The paper also doesn’t really address human-AI feedback loops when it comes to accumulating both “real” and synthetic data as it is produced at scale. Put another way, reality is a moving target in terms of “real” and synthetic data, and both interact with each other in unpredictable ways. For example; what happens when a model is trained on “real” data (say, code) that a human wrote after copying patterns from the previous generation’s suggestions, even though the text itself wasn’t directly generated by the model? And finally Model Collapse can’t necessarily just be quantified by next-token prediction.

What that paper and many others clearly shows is that training data quality is important, especially the initial data. This isn’t really a surprise. In the data and wider programming space it’s almost always the case that the more effort you spend cleaning and preparing your data, the better output you get. We call this garbage in, garbage out.
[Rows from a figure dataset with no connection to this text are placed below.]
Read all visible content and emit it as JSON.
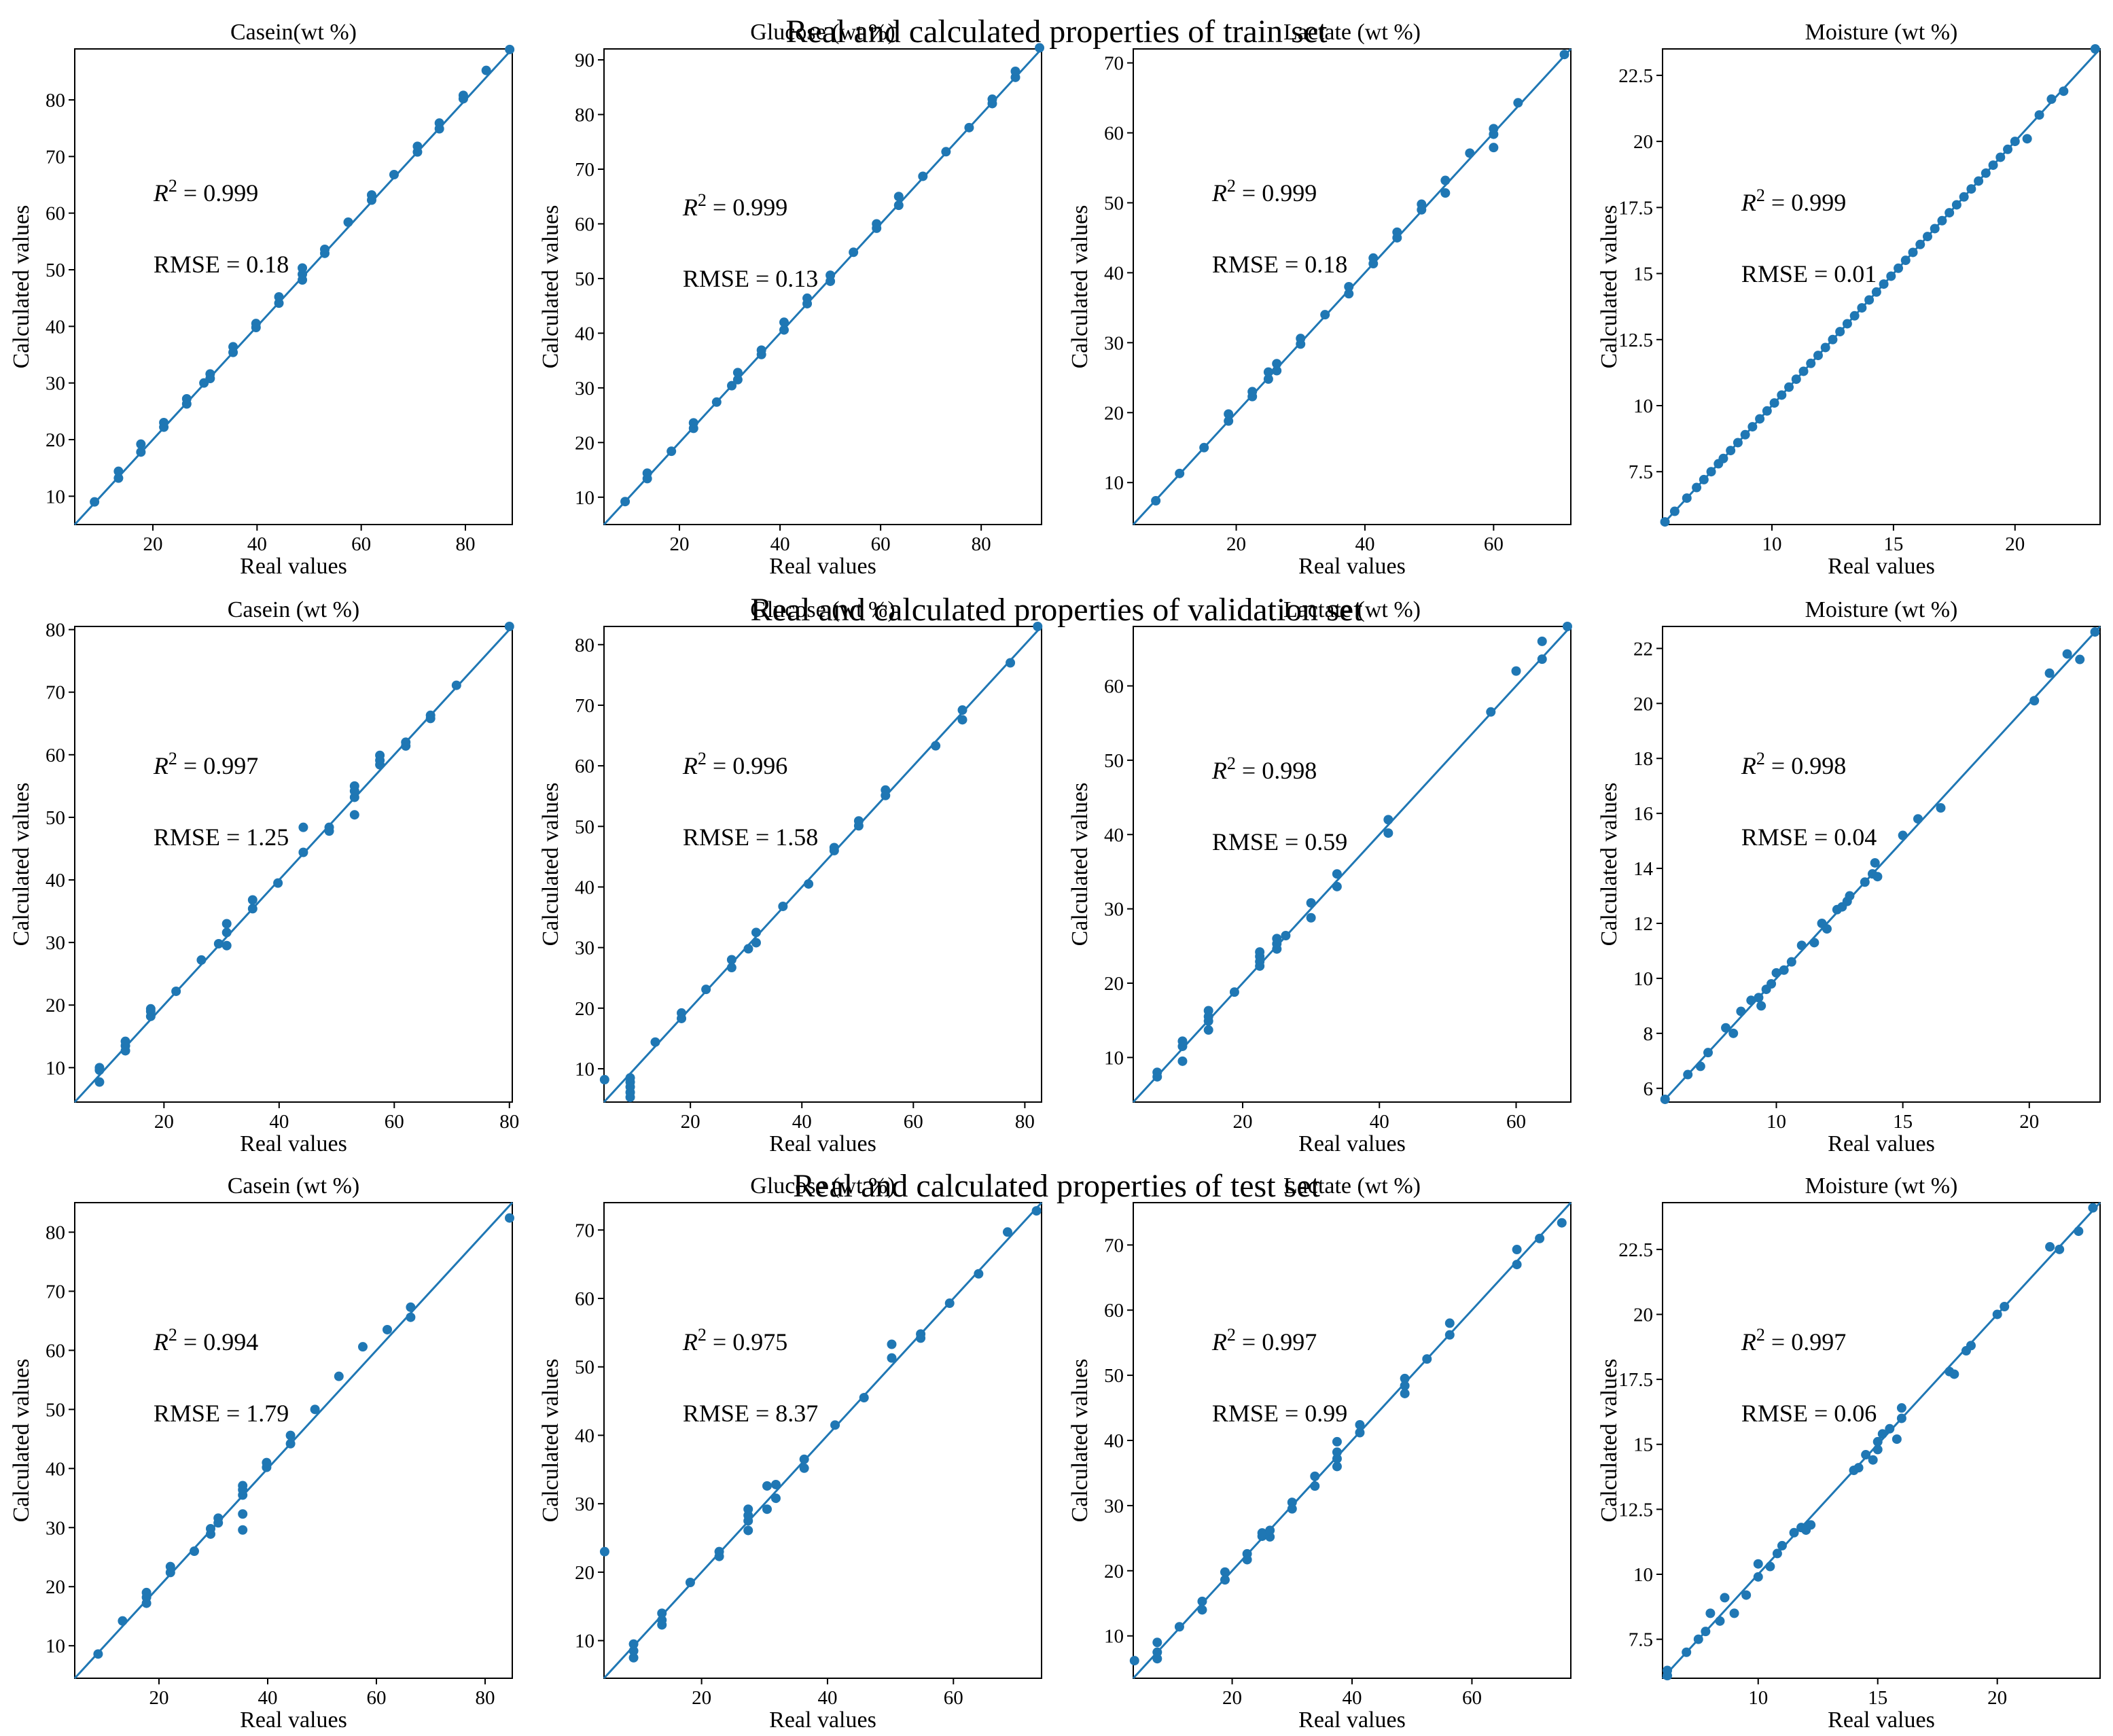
{
  "row_titles": [
    "Real and calculated properties of train set",
    "Real and calculated properties of validation set",
    "Real and calculated properties of test set"
  ],
  "chart_data": [
    {
      "type": "scatter",
      "row": 0,
      "col": 0,
      "title": "Casein(wt %)",
      "xlabel": "Real values",
      "ylabel": "Calculated values",
      "xlim": [
        5,
        89
      ],
      "ylim": [
        5,
        89
      ],
      "xticks": [
        20,
        40,
        60,
        80
      ],
      "yticks": [
        10,
        20,
        30,
        40,
        50,
        60,
        70,
        80
      ],
      "r2": "0.999",
      "rmse": "RMSE = 0.18",
      "x": [
        8.8,
        13.4,
        13.4,
        17.7,
        17.7,
        22.1,
        22.1,
        26.5,
        26.5,
        29.8,
        31,
        31,
        35.4,
        35.4,
        39.8,
        39.8,
        44.2,
        44.2,
        48.7,
        48.7,
        48.7,
        53,
        53,
        57.5,
        62,
        62,
        66.3,
        70.8,
        70.8,
        75,
        75,
        79.6,
        79.6,
        84,
        88.5
      ],
      "y": [
        9,
        13.2,
        14.4,
        17.8,
        19.2,
        22.2,
        23,
        26.3,
        27.2,
        30,
        30.8,
        31.6,
        35.4,
        36.4,
        39.8,
        40.5,
        44.1,
        45.2,
        48.2,
        49.2,
        50.3,
        52.9,
        53.6,
        58.4,
        62.3,
        63.2,
        66.8,
        70.8,
        71.8,
        74.9,
        75.9,
        80.2,
        80.8,
        85.2,
        88.9
      ],
      "ann_x": 0.18,
      "ann_y1": 0.32,
      "ann_y2": 0.47
    },
    {
      "type": "scatter",
      "row": 0,
      "col": 1,
      "title": "Glucose (wt %)",
      "xlabel": "Real values",
      "ylabel": "Calculated values",
      "xlim": [
        5,
        92
      ],
      "ylim": [
        5,
        92
      ],
      "xticks": [
        20,
        40,
        60,
        80
      ],
      "yticks": [
        10,
        20,
        30,
        40,
        50,
        60,
        70,
        80,
        90
      ],
      "r2": "0.999",
      "rmse": "RMSE = 0.13",
      "x": [
        9.2,
        13.6,
        13.6,
        18.4,
        22.8,
        22.8,
        27.4,
        30.4,
        31.6,
        31.6,
        36.3,
        36.3,
        40.8,
        40.8,
        45.4,
        45.4,
        50,
        50,
        54.6,
        59.2,
        59.2,
        63.6,
        63.6,
        68.4,
        73,
        77.6,
        82.2,
        82.2,
        86.8,
        86.8,
        91.6
      ],
      "y": [
        9.2,
        13.4,
        14.4,
        18.4,
        22.6,
        23.6,
        27.4,
        30.4,
        31.5,
        32.8,
        36.1,
        36.9,
        40.6,
        42,
        45.4,
        46.4,
        49.5,
        50.6,
        54.8,
        59.2,
        60,
        63.4,
        65,
        68.7,
        73.2,
        77.6,
        82,
        82.8,
        86.8,
        87.9,
        92.2
      ],
      "ann_x": 0.18,
      "ann_y1": 0.35,
      "ann_y2": 0.5
    },
    {
      "type": "scatter",
      "row": 0,
      "col": 2,
      "title": "Lactate (wt %)",
      "xlabel": "Real values",
      "ylabel": "Calculated values",
      "xlim": [
        4,
        72
      ],
      "ylim": [
        4,
        72
      ],
      "xticks": [
        20,
        40,
        60
      ],
      "yticks": [
        10,
        20,
        30,
        40,
        50,
        60,
        70
      ],
      "r2": "0.999",
      "rmse": "RMSE = 0.18",
      "x": [
        7.5,
        11.2,
        15,
        18.8,
        18.8,
        22.5,
        22.5,
        25,
        25,
        26.3,
        26.3,
        30,
        30,
        33.8,
        37.5,
        37.5,
        41.3,
        41.3,
        45,
        45,
        48.8,
        48.8,
        52.5,
        52.5,
        56.3,
        60,
        60,
        60,
        63.8,
        71
      ],
      "y": [
        7.4,
        11.3,
        15,
        18.8,
        19.8,
        22.3,
        23,
        24.8,
        25.8,
        26,
        27,
        29.8,
        30.6,
        34,
        37,
        38,
        41.3,
        42.1,
        45,
        45.8,
        49,
        49.8,
        51.4,
        53.2,
        57.1,
        57.9,
        59.8,
        60.6,
        64.3,
        71.2
      ],
      "ann_x": 0.18,
      "ann_y1": 0.32,
      "ann_y2": 0.47
    },
    {
      "type": "scatter",
      "row": 0,
      "col": 3,
      "title": "Moisture (wt %)",
      "xlabel": "Real values",
      "ylabel": "Calculated values",
      "xlim": [
        5.5,
        23.5
      ],
      "ylim": [
        5.5,
        23.5
      ],
      "xticks": [
        10,
        15,
        20
      ],
      "yticks": [
        7.5,
        10.0,
        12.5,
        15.0,
        17.5,
        20.0,
        22.5
      ],
      "r2": "0.999",
      "rmse": "RMSE = 0.01",
      "x": [
        5.6,
        6,
        6.5,
        6.9,
        7.2,
        7.5,
        7.8,
        8,
        8.3,
        8.6,
        8.9,
        9.2,
        9.5,
        9.8,
        10.1,
        10.4,
        10.7,
        11,
        11.3,
        11.6,
        11.9,
        12.2,
        12.5,
        12.8,
        13.1,
        13.4,
        13.7,
        14,
        14.3,
        14.6,
        14.9,
        15.2,
        15.5,
        15.8,
        16.1,
        16.4,
        16.7,
        17,
        17.3,
        17.6,
        17.9,
        18.2,
        18.5,
        18.8,
        19.1,
        19.4,
        19.7,
        20,
        20.5,
        21,
        21.5,
        22,
        23.3
      ],
      "y": [
        5.6,
        6,
        6.5,
        6.9,
        7.2,
        7.5,
        7.8,
        8,
        8.3,
        8.6,
        8.9,
        9.2,
        9.5,
        9.8,
        10.1,
        10.4,
        10.7,
        11,
        11.3,
        11.6,
        11.9,
        12.2,
        12.5,
        12.8,
        13.1,
        13.4,
        13.7,
        14,
        14.3,
        14.6,
        14.9,
        15.2,
        15.5,
        15.8,
        16.1,
        16.4,
        16.7,
        17,
        17.3,
        17.6,
        17.9,
        18.2,
        18.5,
        18.8,
        19.1,
        19.4,
        19.7,
        20,
        20.1,
        21,
        21.6,
        21.9,
        23.5
      ],
      "ann_x": 0.18,
      "ann_y1": 0.34,
      "ann_y2": 0.49
    },
    {
      "type": "scatter",
      "row": 1,
      "col": 0,
      "title": "Casein (wt %)",
      "xlabel": "Real values",
      "ylabel": "Calculated values",
      "xlim": [
        4.5,
        80.5
      ],
      "ylim": [
        4.5,
        80.5
      ],
      "xticks": [
        20,
        40,
        60,
        80
      ],
      "yticks": [
        10,
        20,
        30,
        40,
        50,
        60,
        70,
        80
      ],
      "r2": "0.997",
      "rmse": "RMSE = 1.25",
      "x": [
        8.8,
        8.8,
        8.8,
        13.3,
        13.3,
        13.3,
        17.7,
        17.7,
        17.7,
        22.1,
        26.5,
        29.5,
        30.9,
        30.9,
        30.9,
        35.4,
        35.4,
        39.8,
        44.2,
        44.2,
        48.7,
        48.7,
        53.1,
        53.1,
        53.1,
        53.1,
        57.5,
        57.5,
        57.5,
        62,
        62,
        66.3,
        66.3,
        70.8,
        80
      ],
      "y": [
        7.7,
        9.6,
        10,
        12.7,
        13.5,
        14.2,
        18.2,
        19,
        19.4,
        22.2,
        27.2,
        29.8,
        29.5,
        31.6,
        33,
        35.4,
        36.8,
        39.5,
        44.4,
        48.4,
        47.8,
        48.4,
        50.4,
        53.2,
        54.2,
        55,
        58.4,
        59.1,
        59.9,
        61.4,
        62,
        65.8,
        66.3,
        71.1,
        80.5
      ],
      "ann_x": 0.18,
      "ann_y1": 0.31,
      "ann_y2": 0.46
    },
    {
      "type": "scatter",
      "row": 1,
      "col": 1,
      "title": "Glucose (wt %)",
      "xlabel": "Real values",
      "ylabel": "Calculated values",
      "xlim": [
        4.5,
        83
      ],
      "ylim": [
        4.5,
        83
      ],
      "xticks": [
        20,
        40,
        60,
        80
      ],
      "yticks": [
        10,
        20,
        30,
        40,
        50,
        60,
        70,
        80
      ],
      "r2": "0.996",
      "rmse": "RMSE = 1.58",
      "x": [
        4.6,
        9.2,
        9.2,
        9.2,
        9.2,
        9.2,
        13.7,
        18.4,
        18.4,
        22.8,
        27.4,
        27.4,
        30.4,
        31.8,
        31.8,
        36.6,
        41.2,
        45.8,
        45.8,
        50.2,
        50.2,
        55,
        55,
        64,
        68.8,
        68.8,
        77.4,
        82.3
      ],
      "y": [
        8.2,
        5.3,
        6.1,
        7,
        7.8,
        8.5,
        14.4,
        18.3,
        19.2,
        23.1,
        26.7,
        28,
        29.8,
        30.8,
        32.5,
        36.8,
        40.5,
        46,
        46.5,
        50.1,
        50.9,
        55.1,
        56,
        63.3,
        67.6,
        69.2,
        77,
        83
      ],
      "ann_x": 0.18,
      "ann_y1": 0.31,
      "ann_y2": 0.46
    },
    {
      "type": "scatter",
      "row": 1,
      "col": 2,
      "title": "Lactate (wt %)",
      "xlabel": "Real values",
      "ylabel": "Calculated values",
      "xlim": [
        4,
        68
      ],
      "ylim": [
        4,
        68
      ],
      "xticks": [
        20,
        40,
        60
      ],
      "yticks": [
        10,
        20,
        30,
        40,
        50,
        60
      ],
      "r2": "0.998",
      "rmse": "RMSE = 0.59",
      "x": [
        7.5,
        7.5,
        11.2,
        11.2,
        11.2,
        15,
        15,
        15,
        15,
        18.8,
        22.5,
        22.5,
        22.5,
        22.5,
        25,
        25,
        25,
        26.3,
        30,
        30,
        33.8,
        33.8,
        41.3,
        41.3,
        56.3,
        60,
        63.8,
        63.8,
        67.5
      ],
      "y": [
        7.4,
        8,
        9.5,
        11.5,
        12.2,
        13.7,
        14.9,
        15.5,
        16.3,
        18.8,
        22.3,
        22.9,
        23.6,
        24.2,
        24.6,
        25.3,
        26,
        26.4,
        28.8,
        30.8,
        33,
        34.7,
        40.2,
        42,
        56.5,
        62,
        63.6,
        66,
        68
      ],
      "ann_x": 0.18,
      "ann_y1": 0.32,
      "ann_y2": 0.47
    },
    {
      "type": "scatter",
      "row": 1,
      "col": 3,
      "title": "Moisture (wt %)",
      "xlabel": "Real values",
      "ylabel": "Calculated values",
      "xlim": [
        5.5,
        22.8
      ],
      "ylim": [
        5.5,
        22.8
      ],
      "xticks": [
        10,
        15,
        20
      ],
      "yticks": [
        6,
        8,
        10,
        12,
        14,
        16,
        18,
        20,
        22
      ],
      "r2": "0.998",
      "rmse": "RMSE = 0.04",
      "x": [
        5.6,
        6.5,
        7,
        7.3,
        8,
        8.3,
        8.6,
        9,
        9.3,
        9.4,
        9.6,
        9.8,
        10,
        10.3,
        10.6,
        11,
        11.5,
        11.8,
        12,
        12.4,
        12.6,
        12.8,
        12.9,
        13.5,
        13.8,
        13.9,
        14,
        15,
        15.6,
        16.5,
        20.2,
        20.8,
        21.5,
        22,
        22.6
      ],
      "y": [
        5.6,
        6.5,
        6.8,
        7.3,
        8.2,
        8,
        8.8,
        9.2,
        9.3,
        9,
        9.6,
        9.8,
        10.2,
        10.3,
        10.6,
        11.2,
        11.3,
        12,
        11.8,
        12.5,
        12.6,
        12.8,
        13,
        13.5,
        13.8,
        14.2,
        13.7,
        15.2,
        15.8,
        16.2,
        20.1,
        21.1,
        21.8,
        21.6,
        22.6
      ],
      "ann_x": 0.18,
      "ann_y1": 0.31,
      "ann_y2": 0.46
    },
    {
      "type": "scatter",
      "row": 2,
      "col": 0,
      "title": "Casein (wt %)",
      "xlabel": "Real values",
      "ylabel": "Calculated values",
      "xlim": [
        4.5,
        85
      ],
      "ylim": [
        4.5,
        85
      ],
      "xticks": [
        20,
        40,
        60,
        80
      ],
      "yticks": [
        10,
        20,
        30,
        40,
        50,
        60,
        70,
        80
      ],
      "r2": "0.994",
      "rmse": "RMSE = 1.79",
      "x": [
        8.8,
        13.3,
        17.7,
        17.7,
        17.7,
        22.1,
        22.1,
        26.5,
        29.5,
        29.5,
        30.9,
        30.9,
        35.4,
        35.4,
        35.4,
        35.4,
        35.4,
        39.8,
        39.8,
        44.2,
        44.2,
        48.7,
        53.1,
        57.5,
        62,
        66.3,
        66.3,
        84.5
      ],
      "y": [
        8.6,
        14.2,
        17.2,
        18.2,
        19,
        22.4,
        23.4,
        26,
        28.9,
        29.8,
        30.8,
        31.6,
        29.6,
        32.3,
        35.5,
        36.4,
        37.1,
        40.2,
        41,
        44.2,
        45.6,
        50,
        55.6,
        60.6,
        63.5,
        65.6,
        67.3,
        82.4
      ],
      "ann_x": 0.18,
      "ann_y1": 0.31,
      "ann_y2": 0.46
    },
    {
      "type": "scatter",
      "row": 2,
      "col": 1,
      "title": "Glucose (wt %)",
      "xlabel": "Real values",
      "ylabel": "Calculated values",
      "xlim": [
        4.5,
        74
      ],
      "ylim": [
        4.5,
        74
      ],
      "xticks": [
        20,
        40,
        60
      ],
      "yticks": [
        10,
        20,
        30,
        40,
        50,
        60,
        70
      ],
      "r2": "0.975",
      "rmse": "RMSE = 8.37",
      "x": [
        4.6,
        9.2,
        9.2,
        9.2,
        13.7,
        13.7,
        13.7,
        18.2,
        22.8,
        22.8,
        27.4,
        27.4,
        27.4,
        27.4,
        30.4,
        30.4,
        31.8,
        31.8,
        36.3,
        36.3,
        41.2,
        45.8,
        50.2,
        50.2,
        54.8,
        54.8,
        59.4,
        64,
        68.6,
        73.2
      ],
      "y": [
        23,
        7.5,
        8.5,
        9.5,
        12.3,
        13,
        14,
        18.5,
        22.3,
        23,
        26.1,
        27.5,
        28.3,
        29.2,
        29.2,
        32.6,
        30.8,
        32.8,
        35.2,
        36.5,
        41.5,
        45.5,
        51.3,
        53.3,
        54.2,
        54.8,
        59.3,
        63.6,
        69.7,
        72.8
      ],
      "ann_x": 0.18,
      "ann_y1": 0.31,
      "ann_y2": 0.46
    },
    {
      "type": "scatter",
      "row": 2,
      "col": 2,
      "title": "Lactate (wt %)",
      "xlabel": "Real values",
      "ylabel": "Calculated values",
      "xlim": [
        3.5,
        76.5
      ],
      "ylim": [
        3.5,
        76.5
      ],
      "xticks": [
        20,
        40,
        60
      ],
      "yticks": [
        10,
        20,
        30,
        40,
        50,
        60,
        70
      ],
      "r2": "0.997",
      "rmse": "RMSE = 0.99",
      "x": [
        3.7,
        7.5,
        7.5,
        7.5,
        11.2,
        15,
        15,
        18.8,
        18.8,
        22.5,
        22.5,
        25,
        25,
        26.3,
        26.3,
        30,
        30,
        33.8,
        33.8,
        37.5,
        37.5,
        37.5,
        37.5,
        41.3,
        41.3,
        48.8,
        48.8,
        48.8,
        52.5,
        56.3,
        56.3,
        67.5,
        67.5,
        71.3,
        75
      ],
      "y": [
        6.2,
        6.5,
        7.5,
        9,
        11.4,
        14,
        15.3,
        18.6,
        19.8,
        21.7,
        22.6,
        25.3,
        25.8,
        25.2,
        26.2,
        29.5,
        30.5,
        33,
        34.5,
        36,
        37.2,
        38.2,
        39.8,
        41.2,
        42.4,
        47.2,
        48.4,
        49.5,
        52.5,
        56.2,
        58,
        67,
        69.3,
        71,
        73.4
      ],
      "ann_x": 0.18,
      "ann_y1": 0.31,
      "ann_y2": 0.46
    },
    {
      "type": "scatter",
      "row": 2,
      "col": 3,
      "title": "Moisture (wt %)",
      "xlabel": "Real values",
      "ylabel": "Calculated values",
      "xlim": [
        6,
        24.3
      ],
      "ylim": [
        6,
        24.3
      ],
      "xticks": [
        10,
        15,
        20
      ],
      "yticks": [
        7.5,
        10.0,
        12.5,
        15.0,
        17.5,
        20.0,
        22.5
      ],
      "r2": "0.997",
      "rmse": "RMSE = 0.06",
      "x": [
        6.2,
        6.2,
        7,
        7.5,
        7.8,
        8,
        8.4,
        8.6,
        9,
        9.5,
        10,
        10,
        10.5,
        10.8,
        11,
        11.5,
        11.8,
        12,
        12,
        12.2,
        14,
        14.2,
        14.5,
        14.8,
        15,
        15,
        15.2,
        15.5,
        15.8,
        16,
        16,
        18,
        18.2,
        18.7,
        18.9,
        20,
        20.3,
        22.2,
        22.6,
        23.4,
        24
      ],
      "y": [
        6.1,
        6.3,
        7,
        7.5,
        7.8,
        8.5,
        8.2,
        9.1,
        8.5,
        9.2,
        9.9,
        10.4,
        10.3,
        10.8,
        11.1,
        11.6,
        11.8,
        11.8,
        11.7,
        11.9,
        14,
        14.1,
        14.6,
        14.4,
        14.8,
        15.1,
        15.4,
        15.6,
        15.2,
        16,
        16.4,
        17.8,
        17.7,
        18.6,
        18.8,
        20,
        20.3,
        22.6,
        22.5,
        23.2,
        24.1
      ],
      "ann_x": 0.18,
      "ann_y1": 0.31,
      "ann_y2": 0.46
    }
  ]
}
The fact that initial training data is important actually mirrors other issues with using AI models. Like how wording questions differently can have a large effect on outputs, and including presuppositions e.g. “I think the answer is X” or “Why is this unlikely?” can cause LLMs to agree even when sources or training data disagrees. Anyone who has used AI to debug production issues can tell you that you can spend a long time following AI suggestions that are simply irrelevant, trying fixes that are based upon hallucinations, or just going in circles.

So what can be done to avoid the slower Model Collapse? Quite a lot actually.

For one thing we can improve upon the training data used generally by these models. Filtering out clearly synthetic data can reduce the ratio of it to “real” data, but using quality “real” data will have a clear positive effect. That is to say, you can’t just dump unfiltered data from the internet into your training data and expect good results, especially once that data is saturated with low-quality synthetic text.

More importantly, we can specialise Large Language Models, which is already being actively done. This is done by filtering training data to bias towards the more specialised tasks we want the model to achieve, and adjusting the post-training towards solving tasks in that more specific area. Essentially, you can use one of the larger models as a base and tailor it more towards a specific area. Provided it is used correctly, a specialised model will very likely outperform a more generalised one. This is why I think LLMs are useful tools.

Speaking of tools, giving LLMs (especially specialised ones) access to tools can greatly help reduce errors in their outputs by biasing them to use the tool output over their own. That can reduce the classic “how many Rs are there in strawberry?” mistakes models make. Although LLM tool use is a topic for another article.

Overall, I see a potential long-term future of AI models not collapsing under the weight of generated “slop”, but it requires both users and model publishers to be careful in how they use the data from AI models. In my opinion, AI is here to stay, and LLMs are useful tools, but they’re not all they’re hyped up to be. I base this opinion on my own anecdotal use of AI, anecdotes of colleagues, reading up on how they work, news/media reports, and looking into research around their uses and potential issues.